Robbie Rouse

South Dakota State Jackrabbits
- Title: Running backs coach

Personal information
- Born: February 5, 1991 (age 34) San Diego, California, U.S.
- Listed height: 5 ft 6 in (1.68 m)
- Listed weight: 190 lb (86 kg)

Career information
- High school: San Diego (CA) James Madison
- College: Fresno State
- NFL draft: 2013: undrafted

Career history

Playing
- Cleveland Browns (2013)*; Edmonton Eskimos (2013)*; Nebraska Danger (2015); Iowa Barnstormers (2015–2016); Sioux Falls Storm (2017);
- * Offseason and/or practice squad member only

Coaching
- College of St. Scholastica (2017) Running backs coach / Tight ends coach / Wide receivers coach / Returners coach; Augustana (SD) (2019) Running backs coach; North Dakota (2020–2021) Running backs coach; Cal Poly (2022) Running backs coach; South Dakota State (2023–present) Running backs coach;

Awards and highlights
- First-team All-WAC (2011);

= Robbie Rouse =

American gridiron football player (born 1991)

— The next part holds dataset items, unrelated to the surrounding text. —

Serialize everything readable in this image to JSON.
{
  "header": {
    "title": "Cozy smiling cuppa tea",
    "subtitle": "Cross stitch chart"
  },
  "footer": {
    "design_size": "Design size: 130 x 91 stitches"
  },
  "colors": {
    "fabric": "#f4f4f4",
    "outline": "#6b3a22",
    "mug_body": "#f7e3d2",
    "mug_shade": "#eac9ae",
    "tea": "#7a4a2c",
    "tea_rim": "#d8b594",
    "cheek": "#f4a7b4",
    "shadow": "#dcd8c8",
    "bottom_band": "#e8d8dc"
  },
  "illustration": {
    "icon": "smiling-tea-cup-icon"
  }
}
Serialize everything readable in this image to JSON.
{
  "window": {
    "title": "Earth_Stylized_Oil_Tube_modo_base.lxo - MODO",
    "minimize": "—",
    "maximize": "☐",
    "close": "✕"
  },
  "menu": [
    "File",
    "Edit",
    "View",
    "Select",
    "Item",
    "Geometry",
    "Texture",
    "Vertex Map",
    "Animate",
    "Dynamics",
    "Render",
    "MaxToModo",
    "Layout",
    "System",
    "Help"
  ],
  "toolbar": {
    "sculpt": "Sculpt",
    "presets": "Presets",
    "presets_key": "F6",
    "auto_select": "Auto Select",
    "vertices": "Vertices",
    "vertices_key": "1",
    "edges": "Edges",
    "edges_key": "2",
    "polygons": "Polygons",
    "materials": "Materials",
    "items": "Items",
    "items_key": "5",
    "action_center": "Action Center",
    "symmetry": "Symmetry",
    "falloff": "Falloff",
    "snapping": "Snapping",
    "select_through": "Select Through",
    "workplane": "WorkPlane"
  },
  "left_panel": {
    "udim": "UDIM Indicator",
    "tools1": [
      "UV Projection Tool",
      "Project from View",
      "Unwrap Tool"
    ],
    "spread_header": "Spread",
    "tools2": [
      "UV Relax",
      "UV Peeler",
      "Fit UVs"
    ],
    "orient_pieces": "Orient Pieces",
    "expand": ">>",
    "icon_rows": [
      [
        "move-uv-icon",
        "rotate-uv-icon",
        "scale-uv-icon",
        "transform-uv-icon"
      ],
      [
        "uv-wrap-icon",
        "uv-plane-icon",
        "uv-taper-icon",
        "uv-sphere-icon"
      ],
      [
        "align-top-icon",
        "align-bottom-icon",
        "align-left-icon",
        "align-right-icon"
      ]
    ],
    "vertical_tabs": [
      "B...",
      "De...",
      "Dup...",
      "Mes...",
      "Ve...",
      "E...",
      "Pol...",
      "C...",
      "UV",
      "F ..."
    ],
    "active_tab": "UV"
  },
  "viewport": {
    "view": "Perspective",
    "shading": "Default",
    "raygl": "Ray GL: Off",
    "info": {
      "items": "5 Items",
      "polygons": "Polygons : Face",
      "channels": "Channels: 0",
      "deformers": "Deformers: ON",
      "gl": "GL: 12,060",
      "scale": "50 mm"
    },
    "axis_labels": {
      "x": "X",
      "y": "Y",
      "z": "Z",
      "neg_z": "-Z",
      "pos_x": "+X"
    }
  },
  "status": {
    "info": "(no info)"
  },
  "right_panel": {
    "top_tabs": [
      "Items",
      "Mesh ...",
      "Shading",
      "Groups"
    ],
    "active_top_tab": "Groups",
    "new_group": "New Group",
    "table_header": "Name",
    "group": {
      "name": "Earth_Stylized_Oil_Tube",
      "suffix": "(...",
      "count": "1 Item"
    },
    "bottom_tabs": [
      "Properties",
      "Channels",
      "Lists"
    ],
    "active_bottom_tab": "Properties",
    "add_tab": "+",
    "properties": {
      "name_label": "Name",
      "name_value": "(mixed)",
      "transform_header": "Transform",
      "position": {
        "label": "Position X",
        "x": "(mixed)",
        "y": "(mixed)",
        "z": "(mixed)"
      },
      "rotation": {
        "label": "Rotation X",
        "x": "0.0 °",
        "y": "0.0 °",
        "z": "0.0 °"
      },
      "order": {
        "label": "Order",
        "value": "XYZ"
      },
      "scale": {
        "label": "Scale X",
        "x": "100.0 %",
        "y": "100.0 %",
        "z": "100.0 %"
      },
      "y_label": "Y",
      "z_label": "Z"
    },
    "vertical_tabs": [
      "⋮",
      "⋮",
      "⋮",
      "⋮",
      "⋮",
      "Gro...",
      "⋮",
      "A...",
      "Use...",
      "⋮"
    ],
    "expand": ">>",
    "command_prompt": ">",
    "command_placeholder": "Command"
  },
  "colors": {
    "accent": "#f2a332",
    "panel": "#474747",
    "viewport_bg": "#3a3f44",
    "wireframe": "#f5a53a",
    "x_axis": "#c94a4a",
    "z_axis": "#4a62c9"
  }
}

Robbie Rouse (born February 5, 1991) is an American former football running back. He played his college football at Fresno State University. Since 2023, he currently serves as the running backs coach for the South Dakota State Jackrabbits football team.

==Early life==
Rouse grew up in San Diego, California, and played high school football at James Madison High School.

==College career==
Rouse played college football as a running back for the Fresno State Bulldogs football team from 2009 to 2012. He totaled 479 rushing yards as a freshman in 2009 and 1,129 as a sophomore in 2010.

As a junior, Rouse rushed for 1,549 yards and 13 touchdowns during the 2011 season. He ranked fifth among NCAA Football Bowl Subdivision players in rushing yards during the 2011 regular season. He rushed for over 100 yards in eight of 12 games in 2011, including a season-high 176 yards against Hawaii on November 19, 2011, 172 yards against Nevada on October 22, 2011, and 169 yards against Nebraska on September 10, 2011.

As a senior in 2012, Rouse rushed for 1,490 yards and 12 touchdowns on 282 carries for an average of 5.3 yards per carry. He also caught 63 passes for 435 yards during the 2012 season, bringing his combined rushing/receiving total to 2,125 yards. He became the first Fresno State player to have three 1,000-yard seasons.

In four years at Fresno State, Rouse rushed for a total of 4,647 yards and 37 rushing touchdowns. He also had 794 receiving yards, five receiving touchdowns, and one passing touchdown. He is Fresno State's all-time career rushing leader.

==Professional career==
Rouse was not drafted in the 2013 NFL draft but signed as a free agent with the Cleveland Browns. He was released on May 21, 2013. Rouse signed with the Edmonton Eskimos on October 2, 2013. In 2015, Rouse signed with the Nebraska Danger of the Indoor Football League. On April 6, 2015, Rouse was released by the Danger. On April 8, 2015, Rouse signed with the Iowa Barnstormers. On September 11, 2015, Rouse re-signed with the Barnstormers for the 2015 season.